それは、他人に考えさせた自分好みの結論、なんかよりも、ずっと貴重なあなただけの財産です。黄金があるとしたら、それが黄金です。それより貴重なものなんて思い当たらない。
あなた、これまでこの場で、いくつか有望なひらめきを出してきた。それを、どっかの鳥みたいに、別の鳥の巣にタマゴをうみつけて一緒に育てさせるような真似をしちゃ、せっかく生まれてきた発想がかわいそうだ。
自分の頭脳から生まれてきたものをもっと大事にしてあげてほしいです。お互いの子供のことを注意しあうなんて、そのずっと先のことです。
真実が1つ。至高が1つ。
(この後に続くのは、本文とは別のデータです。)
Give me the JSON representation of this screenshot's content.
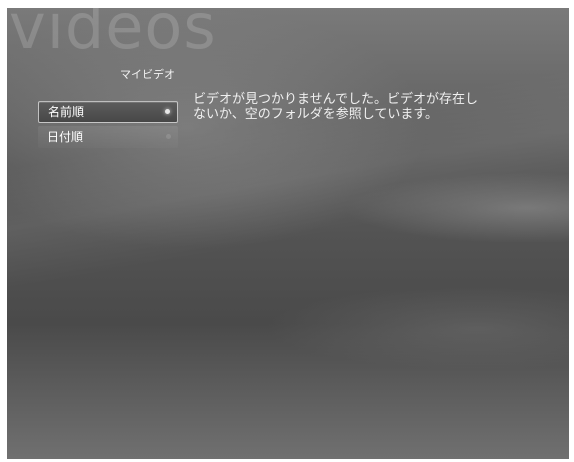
{
  "header": {
    "watermark": "videos",
    "title": "マイビデオ"
  },
  "sort_menu": {
    "items": [
      {
        "label": "名前順",
        "selected": true
      },
      {
        "label": "日付順",
        "selected": false
      }
    ]
  },
  "main": {
    "message_line1": "ビデオが見つかりませんでした。ビデオが存在し",
    "message_line2": "ないか、空のフォルダを参照しています。"
  }
}
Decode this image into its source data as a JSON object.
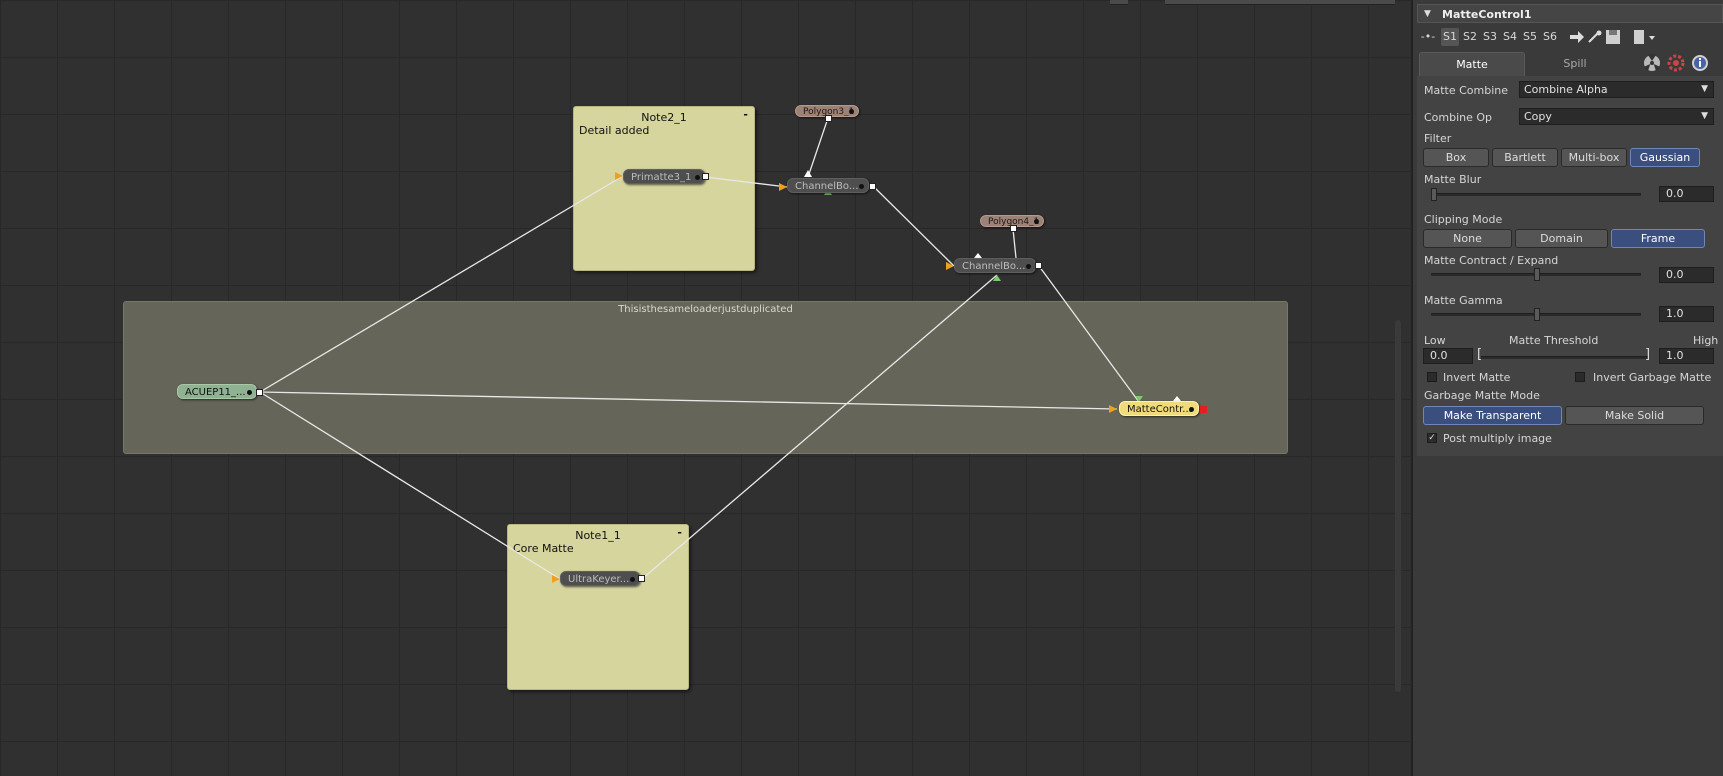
{
  "flow": {
    "underlay_title": "Thisisthesameloaderjustduplicated",
    "notes": [
      {
        "title": "Note2_1",
        "body": "Detail added",
        "minimize": "-"
      },
      {
        "title": "Note1_1",
        "body": "Core Matte",
        "minimize": "-"
      }
    ],
    "nodes": {
      "primatte": "Primatte3_1",
      "channelbool1": "ChannelBo...",
      "channelbool2": "ChannelBo...",
      "polygon3": "Polygon3_1",
      "polygon4": "Polygon4_1",
      "loader": "ACUEP11_...",
      "mattecontrol": "MatteContr...",
      "ultrakeyer": "UltraKeyer..."
    }
  },
  "inspector": {
    "tool_name": "MatteControl1",
    "toolbar": {
      "pin_icon": "-•-",
      "slots": [
        "S1",
        "S2",
        "S3",
        "S4",
        "S5",
        "S6"
      ],
      "selected_slot": "S1"
    },
    "tabs": [
      "Matte",
      "Spill"
    ],
    "active_tab": "Matte",
    "matte_combine": {
      "label": "Matte Combine",
      "value": "Combine Alpha"
    },
    "combine_op": {
      "label": "Combine Op",
      "value": "Copy"
    },
    "filter": {
      "label": "Filter",
      "options": [
        "Box",
        "Bartlett",
        "Multi-box",
        "Gaussian"
      ],
      "selected": "Gaussian"
    },
    "matte_blur": {
      "label": "Matte Blur",
      "value": "0.0"
    },
    "clipping_mode": {
      "label": "Clipping Mode",
      "options": [
        "None",
        "Domain",
        "Frame"
      ],
      "selected": "Frame"
    },
    "matte_contract_expand": {
      "label": "Matte Contract / Expand",
      "value": "0.0"
    },
    "matte_gamma": {
      "label": "Matte Gamma",
      "value": "1.0"
    },
    "matte_threshold": {
      "label": "Matte Threshold",
      "low_label": "Low",
      "high_label": "High",
      "low": "0.0",
      "high": "1.0"
    },
    "invert_matte": {
      "label": "Invert Matte",
      "checked": false
    },
    "invert_garbage_matte": {
      "label": "Invert Garbage Matte",
      "checked": false
    },
    "garbage_matte_mode": {
      "label": "Garbage Matte Mode",
      "options": [
        "Make Transparent",
        "Make Solid"
      ],
      "selected": "Make Transparent"
    },
    "post_multiply": {
      "label": "Post multiply image",
      "checked": true,
      "checkmark": "✓"
    }
  }
}
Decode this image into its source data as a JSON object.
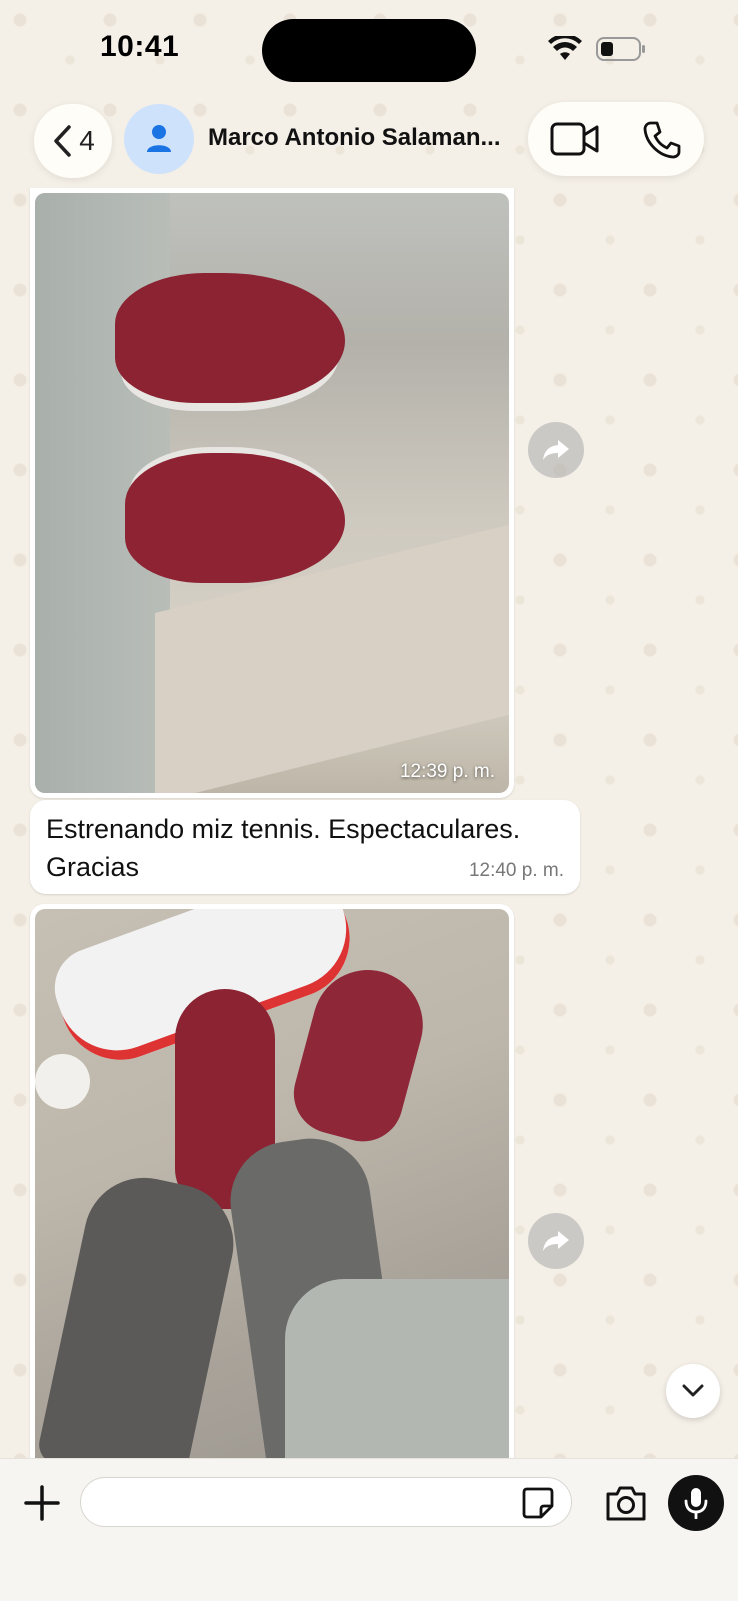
{
  "status_bar": {
    "time": "10:41"
  },
  "header": {
    "back_count": "4",
    "contact_name": "Marco Antonio Salaman..."
  },
  "messages": [
    {
      "type": "image",
      "time": "12:39 p. m.",
      "description": "red sneakers on carpet"
    },
    {
      "type": "text",
      "text": "Estrenando miz tennis. Espectaculares. Gracias",
      "time": "12:40 p. m."
    },
    {
      "type": "image",
      "description": "red sneakers next to white sneakers and grey shoes"
    }
  ],
  "icons": {
    "back": "chevron-left-icon",
    "avatar": "person-icon",
    "video": "video-camera-icon",
    "phone": "phone-icon",
    "forward": "forward-arrow-icon",
    "scroll": "chevron-down-icon",
    "plus": "plus-icon",
    "sticker": "sticker-icon",
    "camera": "camera-icon",
    "mic": "microphone-icon"
  },
  "colors": {
    "accent_avatar": "#cfe2fb",
    "avatar_icon": "#1b74e4",
    "bubble": "#ffffff",
    "mic_bg": "#111111"
  }
}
この認識は、『今回の誤り』にかぎったことではなく、どんな場合でも普遍的にそういうものである。と伝えたかったのだと、感じました。
つまり、【自分で考えること。それ自体がすばらしい。】ということですよね。考えたことを子供に例える表現からも、どれほどそう思っているか伝わってきました。
ただ・・・・・じゃあ今から、新しい行動に移せるかというと、そこまで簡単なものではないので、すこし時間はかかると思いますが、努力していきます。それでは。いろいろとお世話になりました。
それが存在するのなら犯人はどこへ向かっているのでしょうか?
ループ記憶が被害者側に存在するのなら「生還→ループの先へ」という目的がはっきりしますが、
加害者側にループ記憶が存在するのなら「皆殺し→ループ」という具合に先に進めないような気がするのですが
となると加害者側にはもっと他の目的があるのではないでしょうか?
わかりにくい日本語でごめんなさい。